Un estudio realizado por OnePoll a más de 10.000 oficinistas de distintos países reveló que los trabajadores pasan un promedio de tres horas al día en el ordenador realizando tareas repetitivas que poco o nada tienen que ver directamente con su trabajo y que son propensas al error humano, reduciendo ese tiempo de tareas que aportan más valor a la organización y más satisfacción profesional. 

Y ¿cuál es la tarea más odiada? La captura de datos. Seguido de la gestión de correos, la catalogación de documentos digitales (en excels, imágenes o PDFs), los reportes de TI y software y la gestión de facturas son las cinco tareas más detestadas. 

Automatización mediante IA

Gran parte de la solución a todos estos problemas de back office pasa por la automatización, que utiliza tecnologías de inteligencia artificial y machine learning para reducir tiempos de respuesta, tiempo de dedicación a tareas y mejorar el ratio de precisión, eliminando el factor del error humano. 

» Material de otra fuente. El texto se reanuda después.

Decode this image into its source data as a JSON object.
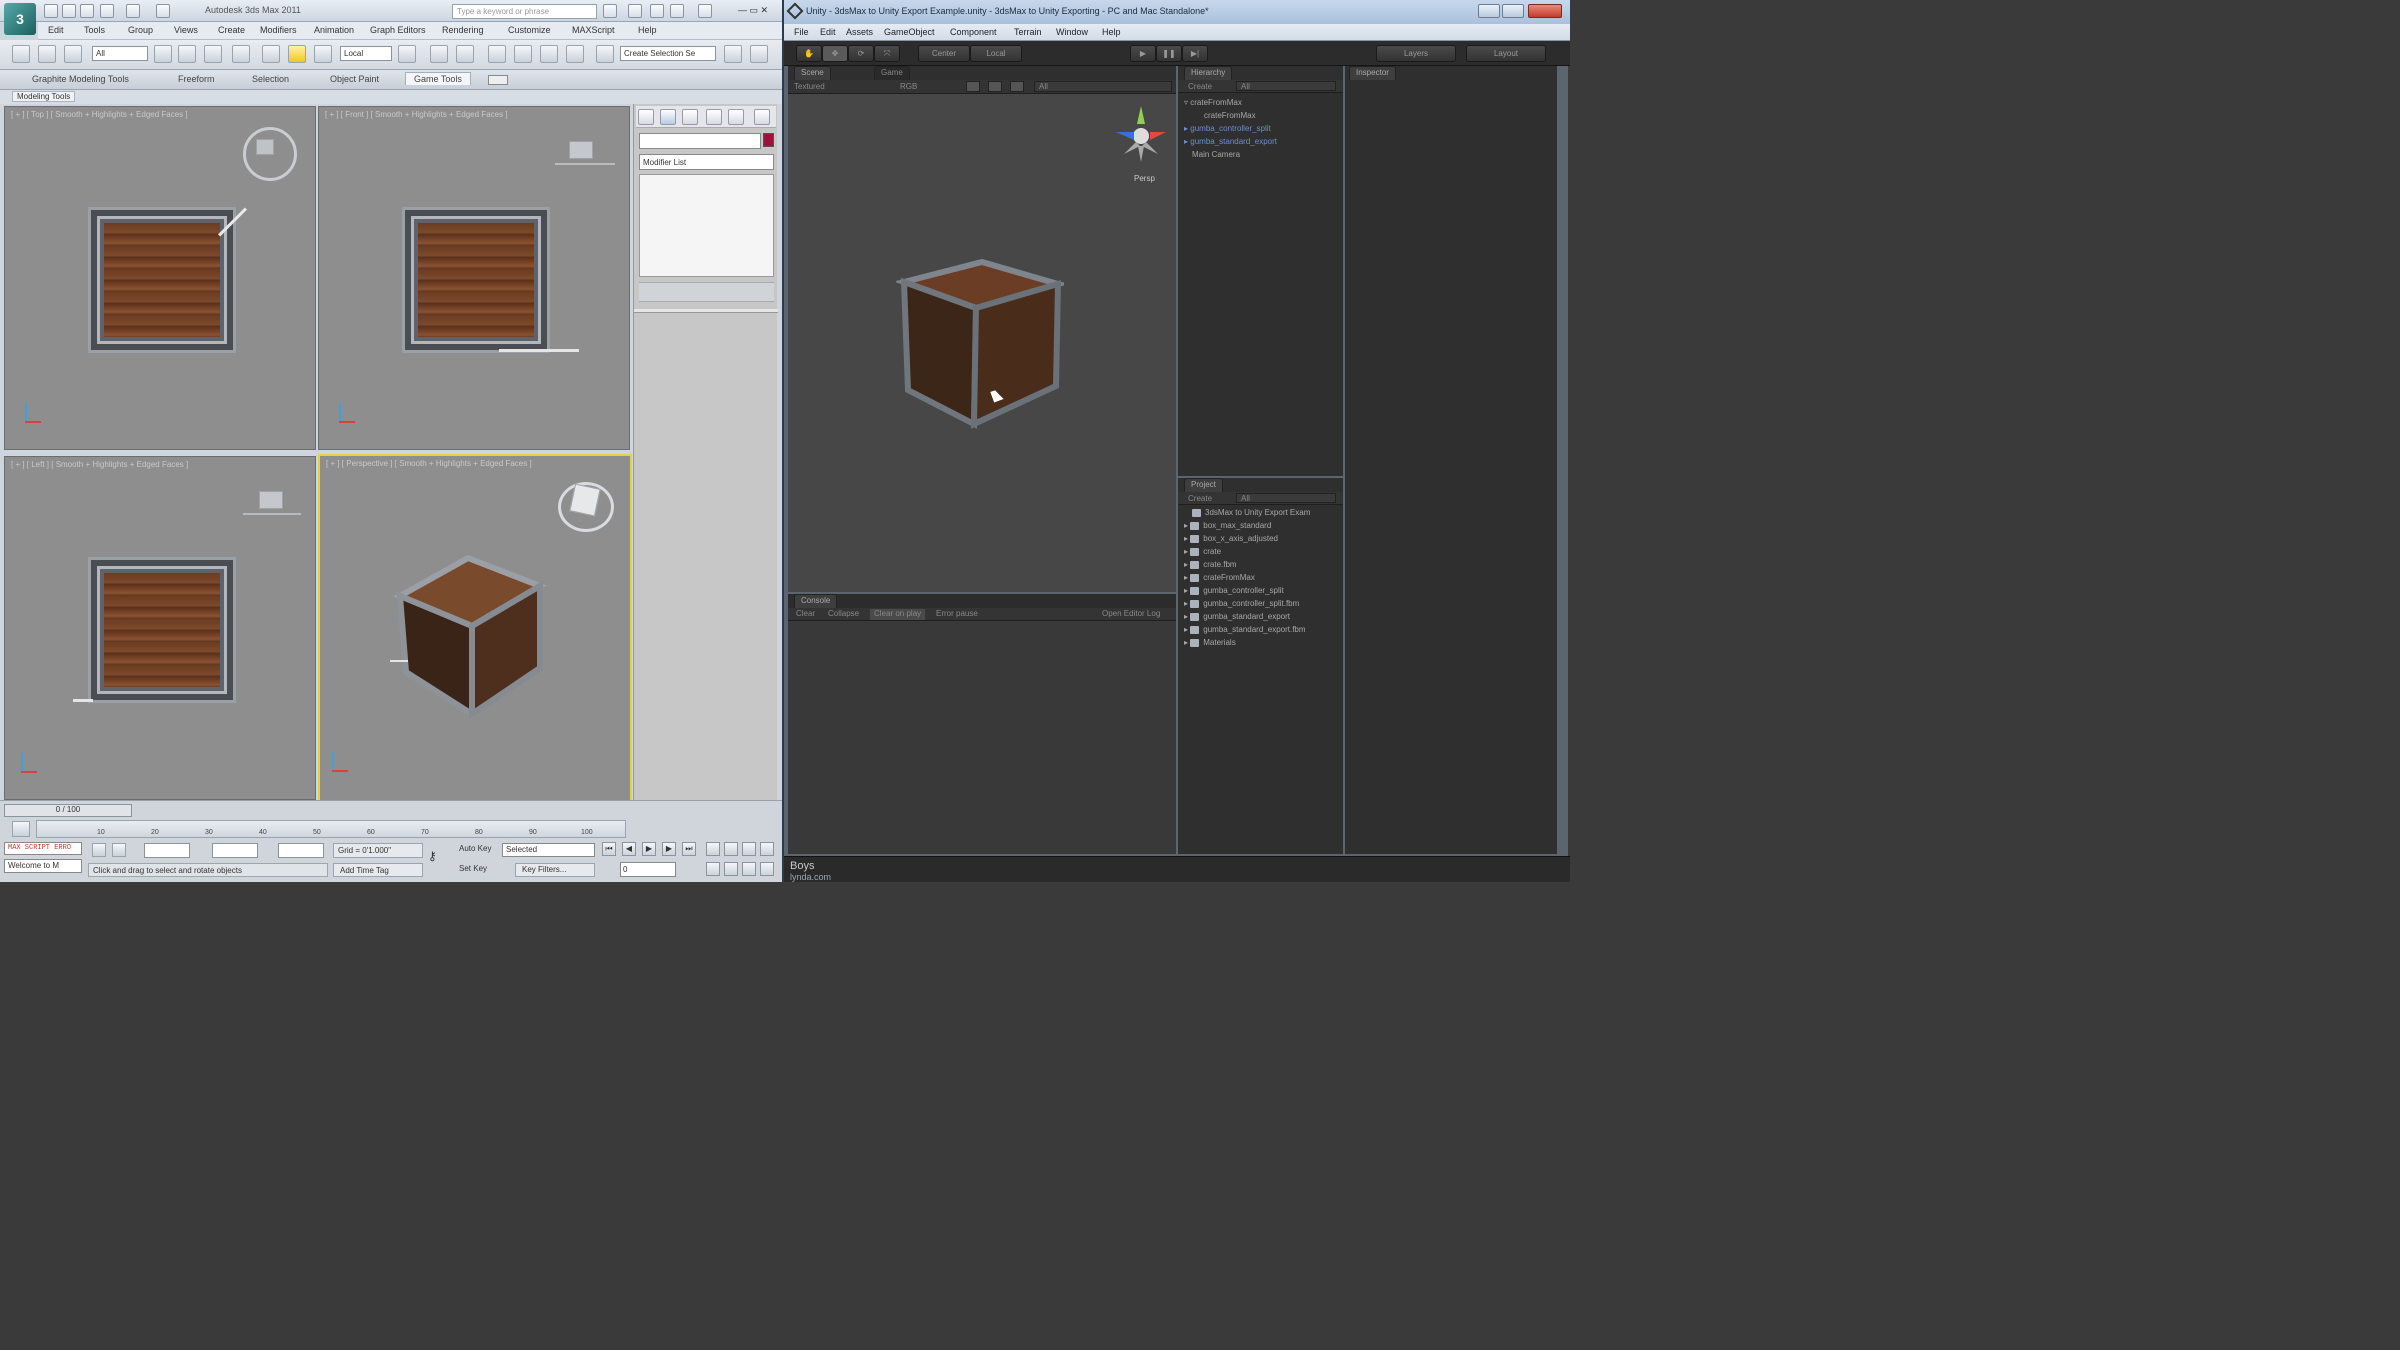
{
  "max": {
    "app_title": "Autodesk 3ds Max 2011",
    "search_placeholder": "Type a keyword or phrase",
    "menu": [
      "Edit",
      "Tools",
      "Group",
      "Views",
      "Create",
      "Modifiers",
      "Animation",
      "Graph Editors",
      "Rendering",
      "Customize",
      "MAXScript",
      "Help"
    ],
    "selection_filter": "All",
    "ref_coord": "Local",
    "named_selection_placeholder": "Create Selection Se",
    "ribbon_tabs": [
      "Graphite Modeling Tools",
      "Freeform",
      "Selection",
      "Object Paint",
      "Game Tools"
    ],
    "active_ribbon_tab": "Game Tools",
    "sub_tab": "Modeling Tools",
    "viewports": [
      {
        "label": "[ + ] [ Top ] [ Smooth + Highlights + Edged Faces ]"
      },
      {
        "label": "[ + ] [ Front ] [ Smooth + Highlights + Edged Faces ]"
      },
      {
        "label": "[ + ] [ Left ] [ Smooth + Highlights + Edged Faces ]"
      },
      {
        "label": "[ + ] [ Perspective ] [ Smooth + Highlights + Edged Faces ]"
      }
    ],
    "modifier_list": "Modifier List",
    "time_slider": "0 / 100",
    "timeline_ticks": [
      "10",
      "20",
      "30",
      "40",
      "50",
      "60",
      "70",
      "80",
      "90",
      "100"
    ],
    "maxscript_text": "MAX SCRIPT ERRO",
    "welcome": "Welcome to M",
    "status_prompt": "Click and drag to select and rotate objects",
    "grid": "Grid = 0'1.000\"",
    "add_time_tag": "Add Time Tag",
    "auto_key": "Auto Key",
    "set_key": "Set Key",
    "key_mode": "Selected",
    "key_filters": "Key Filters...",
    "frame": "0"
  },
  "unity": {
    "title": "Unity - 3dsMax to Unity Export Example.unity - 3dsMax to Unity Exporting - PC and Mac Standalone*",
    "menu": [
      "File",
      "Edit",
      "Assets",
      "GameObject",
      "Component",
      "Terrain",
      "Window",
      "Help"
    ],
    "pivot_mode": "Center",
    "pivot_space": "Local",
    "layers": "Layers",
    "layout": "Layout",
    "scene_tab": "Scene",
    "game_tab": "Game",
    "scene_shading": "Textured",
    "scene_rgb": "RGB",
    "scene_search": "All",
    "persp_label": "Persp",
    "console_tab": "Console",
    "console_buttons": [
      "Clear",
      "Collapse",
      "Clear on play",
      "Error pause"
    ],
    "console_open_log": "Open Editor Log",
    "hierarchy_tab": "Hierarchy",
    "create_label": "Create",
    "hierarchy_search": "All",
    "hierarchy_items": [
      {
        "name": "crateFromMax",
        "indent": 0,
        "blue": false
      },
      {
        "name": "crateFromMax",
        "indent": 1,
        "blue": false
      },
      {
        "name": "gumba_controller_split",
        "indent": 0,
        "blue": true
      },
      {
        "name": "gumba_standard_export",
        "indent": 0,
        "blue": true
      },
      {
        "name": "Main Camera",
        "indent": 0,
        "blue": false
      }
    ],
    "project_tab": "Project",
    "project_search": "All",
    "project_items": [
      "3dsMax to Unity Export Exam",
      "box_max_standard",
      "box_x_axis_adjusted",
      "crate",
      "crate.fbm",
      "crateFromMax",
      "gumba_controller_split",
      "gumba_controller_split.fbm",
      "gumba_standard_export",
      "gumba_standard_export.fbm",
      "Materials"
    ],
    "inspector_tab": "Inspector",
    "status_text": "Boys"
  },
  "watermark": "lynda.com",
  "colors": {
    "active_viewport_border": "#e3d538",
    "unity_dark": "#2f2f2f",
    "max_bg": "#cfd5dc",
    "hierarchy_prefab_blue": "#6a8fd0"
  }
}
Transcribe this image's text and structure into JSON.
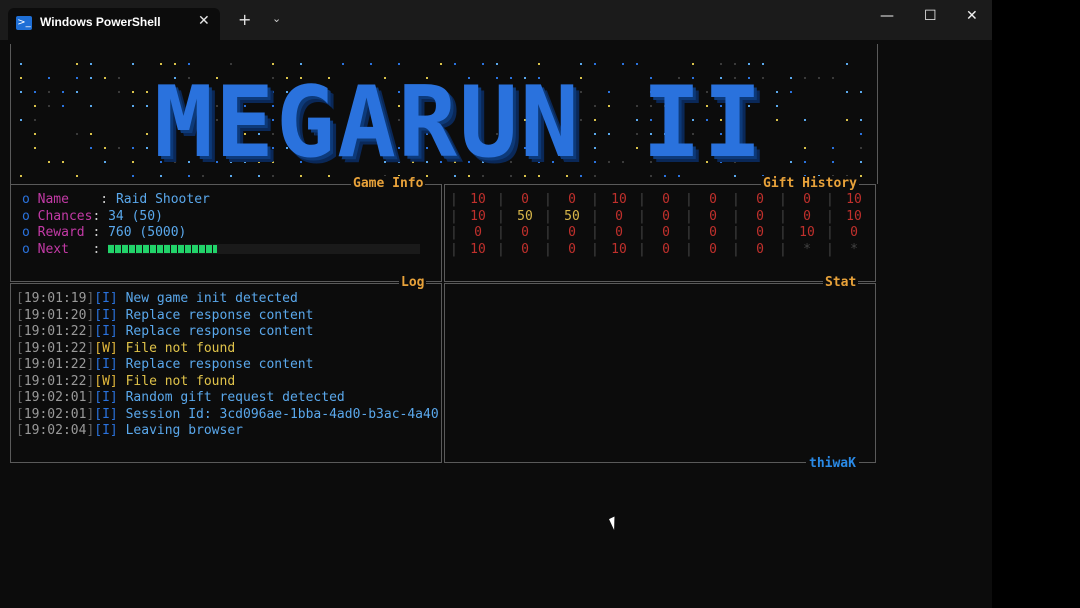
{
  "window": {
    "tab_title": "Windows PowerShell",
    "tab_icon_glyph": ">_",
    "close_tab": "✕",
    "new_tab": "+",
    "dropdown": "⌄",
    "minimize": "—",
    "maximize": "☐",
    "close": "✕"
  },
  "banner": {
    "text": "MEGARUN II"
  },
  "game_info": {
    "title": "Game Info",
    "bullet": "o",
    "rows": [
      {
        "label": "Name    ",
        "sep": ": ",
        "value": "Raid Shooter"
      },
      {
        "label": "Chances",
        "sep": ": ",
        "value": "34 (50)"
      },
      {
        "label": "Reward ",
        "sep": ": ",
        "value": "760 (5000)"
      },
      {
        "label": "Next   ",
        "sep": ": ",
        "value": ""
      }
    ],
    "next_progress": 0.35
  },
  "gift_history": {
    "title": "Gift History",
    "rows": [
      [
        "10",
        "0",
        "0",
        "10",
        "0",
        "0",
        "0",
        "0",
        "10"
      ],
      [
        "10",
        "50",
        "50",
        "0",
        "0",
        "0",
        "0",
        "0",
        "10"
      ],
      [
        "0",
        "0",
        "0",
        "0",
        "0",
        "0",
        "0",
        "10",
        "0"
      ],
      [
        "10",
        "0",
        "0",
        "10",
        "0",
        "0",
        "0",
        "*",
        "*"
      ]
    ]
  },
  "log": {
    "title": "Log",
    "entries": [
      {
        "time": "19:01:19",
        "level": "I",
        "message": "New game init detected"
      },
      {
        "time": "19:01:20",
        "level": "I",
        "message": "Replace response content"
      },
      {
        "time": "19:01:22",
        "level": "I",
        "message": "Replace response content"
      },
      {
        "time": "19:01:22",
        "level": "W",
        "message": "File not found"
      },
      {
        "time": "19:01:22",
        "level": "I",
        "message": "Replace response content"
      },
      {
        "time": "19:01:22",
        "level": "W",
        "message": "File not found"
      },
      {
        "time": "19:02:01",
        "level": "I",
        "message": "Random gift request detected"
      },
      {
        "time": "19:02:01",
        "level": "I",
        "message": "Session Id: 3cd096ae-1bba-4ad0-b3ac-4a40"
      },
      {
        "time": "19:02:04",
        "level": "I",
        "message": "Leaving browser"
      }
    ]
  },
  "stat": {
    "title": "Stat"
  },
  "footer": {
    "author": "thiwaK"
  },
  "colors": {
    "accent_blue": "#2a72dd",
    "title_orange": "#e8a23a",
    "label_magenta": "#c33aa6",
    "value_blue": "#5aa8ec",
    "gift_red": "#c0302c",
    "gift_yellow": "#d9b74a",
    "progress_green": "#22d36a"
  }
}
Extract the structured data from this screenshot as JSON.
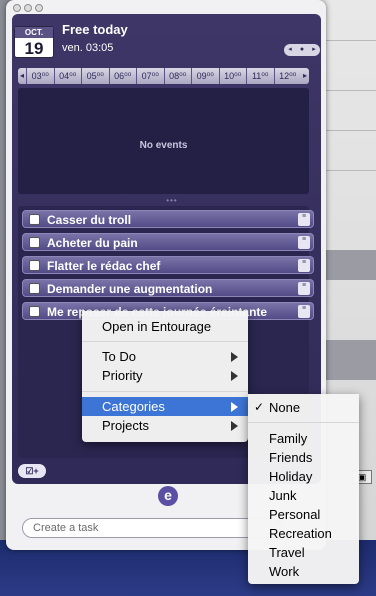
{
  "header": {
    "date_month": "OCT.",
    "date_day": "19",
    "title": "Free today",
    "subtitle": "ven. 03:05",
    "nav_prev": "◂",
    "nav_today": "●",
    "nav_next": "▸"
  },
  "timeline": {
    "scroll_left": "◂",
    "scroll_right": "▸",
    "hours": [
      "03⁰⁰",
      "04⁰⁰",
      "05⁰⁰",
      "06⁰⁰",
      "07⁰⁰",
      "08⁰⁰",
      "09⁰⁰",
      "10⁰⁰",
      "11⁰⁰",
      "12⁰⁰"
    ]
  },
  "events": {
    "empty_text": "No events",
    "divider": "•••"
  },
  "tasks": [
    {
      "label": "Casser du troll"
    },
    {
      "label": "Acheter du pain"
    },
    {
      "label": "Flatter le rédac chef"
    },
    {
      "label": "Demander une augmentation"
    },
    {
      "label": "Me reposer de cette journée éreintante"
    }
  ],
  "footer": {
    "add_task_label": "☑+",
    "logo": "e",
    "create_task_placeholder": "Create a task"
  },
  "context_menu": {
    "open": "Open in Entourage",
    "todo": "To Do",
    "priority": "Priority",
    "categories": "Categories",
    "projects": "Projects"
  },
  "categories_submenu": {
    "checkmark": "✓",
    "none": "None",
    "items": [
      "Family",
      "Friends",
      "Holiday",
      "Junk",
      "Personal",
      "Recreation",
      "Travel",
      "Work"
    ]
  },
  "colors": {
    "panel": "#2f2a58",
    "task_bar": "#6b64a0",
    "menu_highlight": "#3d75d6"
  }
}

Estas tareas suelen estar repletas de datos desestructurados que dificultan su gestión. ¿Qué son los datos desestructurados? Son aquellos datos en bruto o desorganizados que no pueden almacenarse fácilmente en estructuras predefinidas. Un ejemplo muy sencillo para entender la diferencia: si introducimos datos a través de un formulario en una web, la recopilación se realiza de forma uniforme y los datos están preformateados. Sin embargo, si tenemos que extraer datos de un documento de texto, por ejemplo, un conjunto de datos personales en el cuerpo de un email, son datos no estructurados que debemos procesar y estructurar de manera manual asignándoles una estructura o clasificación. 

¿En qué casos podemos ver aplicada esta solución tecnológica? En Keepler hemos desarrollado una solución que utiliza inteligencia artificial y que agiliza la puesta en marcha de proyectos para este tipo de tareas. Estos son algunos casos de uso más habituales: 

Procesos de facturación: Es posible extraer entidades de documentos o facturas y reducir el tiempo de inspección manual. Además, posibilita su integración en el ERP corporativo, reduciendo así la posibilidad de errores y permitiendo la automatización de este proceso. 

Clasificación de emails: Recibir cientos o miles de correos electrónicos puede generar una carga de trabajo excesiva de clasificación y gestión para departamentos de atención al cliente. La automatización del análisis y la asignación al departamento correspondiente reduce coste y tiempo, además de detectar automáticamente y descartar correos spam reduciendo así un considerable número de emails.

Revisiones de textos y versiones: Contratos legales, reglamentos, boletines oficiales… Todo tipo de documento en evolución requiere una dedicación para estar al día. Con ayuda de tecnologías IA es posible resumir documentos y obtener información nueva, comparándola con versiones más anteriores y mejorando la eficiencia de costes respecto a la dedicación manual.